The problem with that is, when April creeps around, we find ourselves worn out and tired. When we live life in a space of exhaustion, it begins to filter down into every area of our lives. We start slacking in areas that need attention, and our responses in tough decisions or difficult circumstances are laced with frustration and fatigue.
The practice of pause and reflect allows our souls and minds some breathing room. It strengthens our capacity to handle the difficult days. As we learn to take every day as it comes, at ‘a days pace’, we are obedient to the command of Matthew 6, that tells us to not worry about the days that lie ahead.
The beauty of the simple steady moments of life is in the stillness of sacred solitude – the solitude of our souls that we find in the moments of pause. It’s in these moments that we are able to grasp more intently on to the rhythms of grace that Jesus so freely offers us.
Matthew 11:28-30 – “Are you weary, carrying a heavy burden? Then come to me. I will refresh your life, for I am your oasis. Simply join your life with mine. Learn my ways and you’ll discover that I’m gentle, humble, easy to please. You will find refreshment and rest in me. For all that I require of you will be pleasant and easy to bear.”
These rhythms encourage us to remain grateful, and grounded.
When Jesus needed a moment with His Father, He walked away from the crowds, the noise and the hustle and bustle of life. He found a place of solitude, so that He could be with His Father.
How often do you take a moment out of your busy day to spend time with your Father? How often do you still the noise around you so that you can get alone with Jesus?
Jesus speaks loudest in the slow, steady and still moments of our days. He doesn’t compete with the outside voices that cloud our judgement.
When we begin to practice the slower and steady routines of life, we will find it easier to sink into the stillness of knowing Him.

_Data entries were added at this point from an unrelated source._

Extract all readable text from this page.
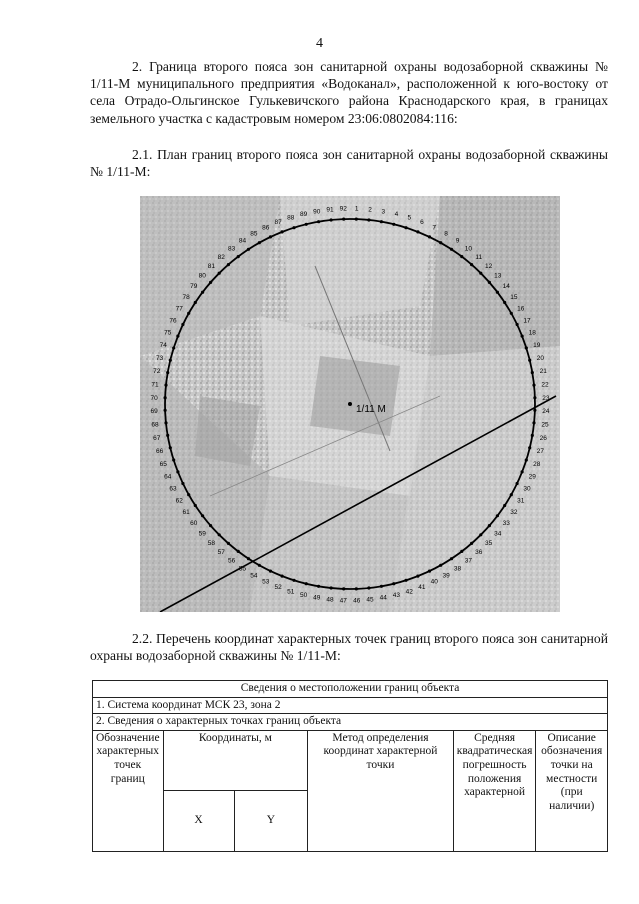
4
2. Граница второго пояса зон санитарной охраны водозаборной скважины № 1/11-М муниципального предприятия «Водоканал», расположенной к юго-востоку от села Отрадо-Ольгинское Гулькевичского района Краснодарского края, в границах земельного участка с кадастровым номером 23:06:0802084:116:
2.1. План границ второго пояса зон санитарной охраны водозаборной скважины № 1/11-М:
1/11 М
1 2 3 4
5
6
7
8
9
10
11
12
13
14
15
16
17
18
19
20
21
22
23
24
25
26
27
28
29
30
31
32
33
34
35
36
37
38
39
40
41
42
43
44
45
46
47
48
49
50
51
52
53
54
55
56
57
58
59
60
61
62
63
64
65
66
67
68
69
70
71
72
73
74
75
76
77
78
79
80
81
82
83
84
85
86
87
88
89 90 91 92
2.2. Перечень координат характерных точек границ второго пояса зон санитарной охраны водозаборной скважины № 1/11-М:
Сведения о местоположении границ объекта					
1. Система координат МСК 23, зона 2					
2. Сведения о характерных точках границ объекта					
Обозначение характерных точек границ	Координаты, м		Метод определения координат характерной точки	Средняя квадратическая погрешность положения характерной	Описание обозначения точки на местности (при наличии)
	X	Y			
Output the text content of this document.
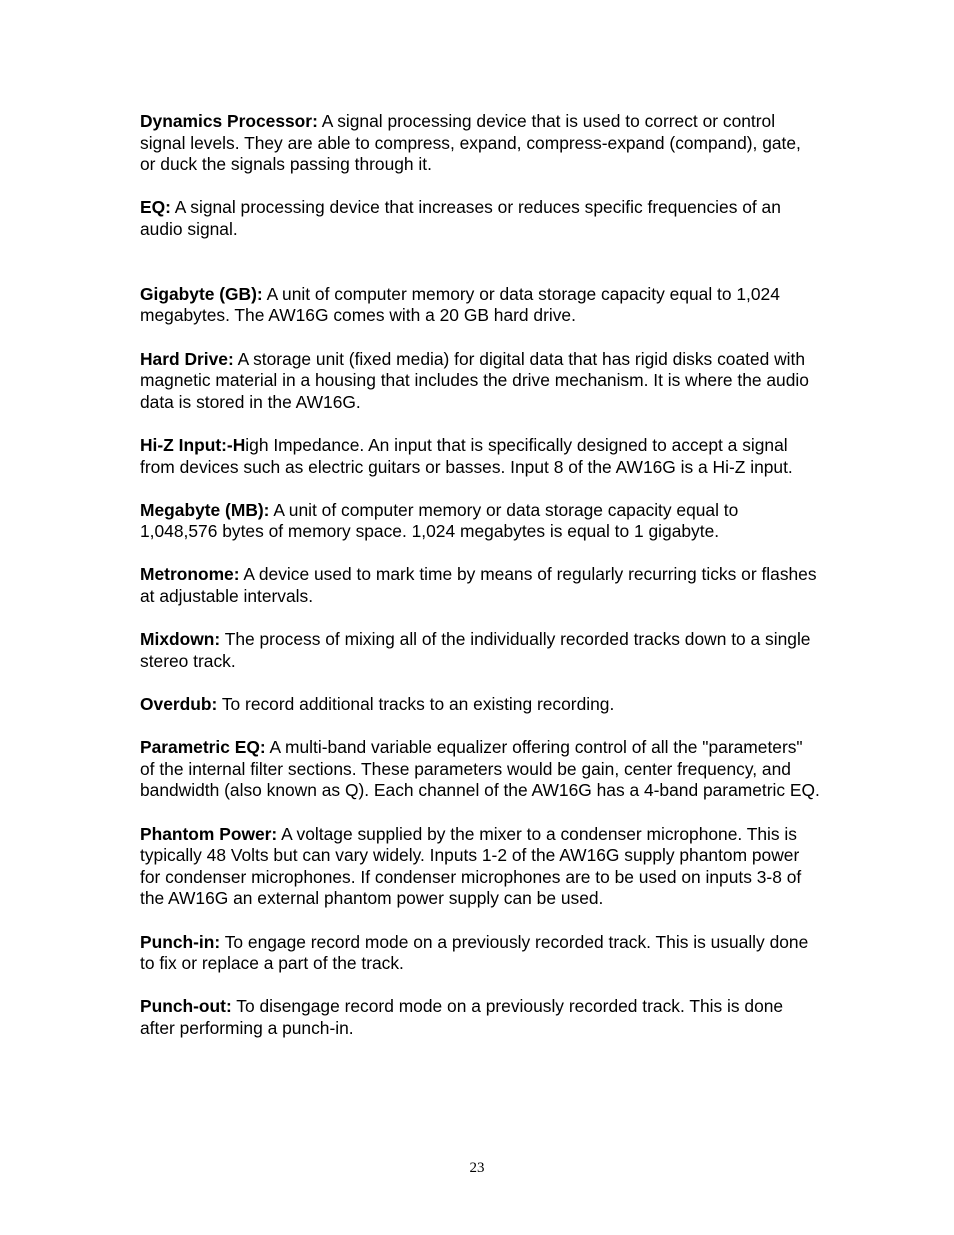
Dynamics Processor: A signal processing device that is used to correct or control signal levels. They are able to compress, expand, compress-expand (compand), gate, or duck the signals passing through it.

EQ: A signal processing device that increases or reduces specific frequencies of an audio signal.

Gigabyte (GB): A unit of computer memory or data storage capacity equal to 1,024 megabytes. The AW16G comes with a 20 GB hard drive.

Hard Drive: A storage unit (fixed media) for digital data that has rigid disks coated with magnetic material in a housing that includes the drive mechanism. It is where the audio data is stored in the AW16G.

Hi-Z Input:-High Impedance. An input that is specifically designed to accept a signal from devices such as electric guitars or basses. Input 8 of the AW16G is a Hi-Z input.

Megabyte (MB): A unit of computer memory or data storage capacity equal to 1,048,576 bytes of memory space. 1,024 megabytes is equal to 1 gigabyte.

Metronome: A device used to mark time by means of regularly recurring ticks or flashes at adjustable intervals.

Mixdown: The process of mixing all of the individually recorded tracks down to a single stereo track.

Overdub: To record additional tracks to an existing recording.

Parametric EQ: A multi-band variable equalizer offering control of all the "parameters" of the internal filter sections. These parameters would be gain, center frequency, and bandwidth (also known as Q). Each channel of the AW16G has a 4-band parametric EQ.

Phantom Power: A voltage supplied by the mixer to a condenser microphone. This is typically 48 Volts but can vary widely. Inputs 1-2 of the AW16G supply phantom power for condenser microphones. If condenser microphones are to be used on inputs 3-8 of the AW16G an external phantom power supply can be used.

Punch-in: To engage record mode on a previously recorded track. This is usually done to fix or replace a part of the track.

Punch-out: To disengage record mode on a previously recorded track. This is done after performing a punch-in.

23
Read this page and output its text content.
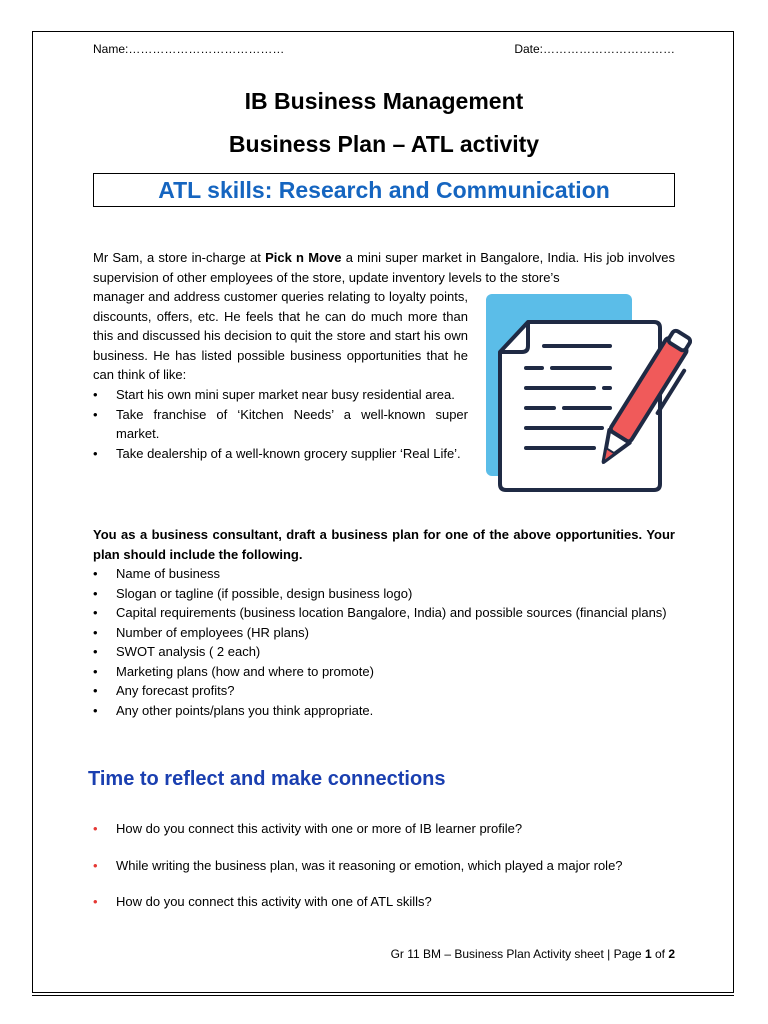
Name:…………………………………	Date:……………………………
IB Business Management
Business Plan – ATL activity
ATL skills: Research and Communication
Mr Sam, a store in-charge at Pick n Move a mini super market in Bangalore, India. His job involves supervision of other employees of the store, update inventory levels to the store’s
manager and address customer queries relating to loyalty points, discounts, offers, etc. He feels that he can do much more than this and discussed his decision to quit the store and start his own business. He has listed possible business opportunities that he can think of like:
• Start his own mini super market near busy residential area.
• Take franchise of ‘Kitchen Needs’ a well-known super market.
• Take dealership of a well-known grocery supplier ‘Real Life’.
You as a business consultant, draft a business plan for one of the above opportunities. Your plan should include the following.
• Name of business
• Slogan or tagline (if possible, design business logo)
• Capital requirements (business location Bangalore, India) and possible sources (financial plans)
• Number of employees (HR plans)
• SWOT analysis ( 2 each)
• Marketing plans (how and where to promote)
• Any forecast profits?
• Any other points/plans you think appropriate.
Time to reflect and make connections
• How do you connect this activity with one or more of IB learner profile?
• While writing the business plan, was it reasoning or emotion, which played a major role?
• How do you connect this activity with one of ATL skills?
Gr 11 BM – Business Plan Activity sheet | Page 1 of 2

We will no longer fight against the weights that so easily entangle us but instead we will flow into unforced streams of sacred moments with our Saviour. The simple practice of dialoguing all day with Jesus is life giving. But if we only set aside an hour for Him every other day, we limit ourselves to the beauty, blessing and freedom of this cross bearing, nail piercing relationship that Jesus has to offer us.
Take a moment today and pause. Block out the noise and spend time reading, writing, praying. Seek the face of the Father and lean into His unforced rhythms of grace. Steady your soul on His Word and anchor yourself in His presence.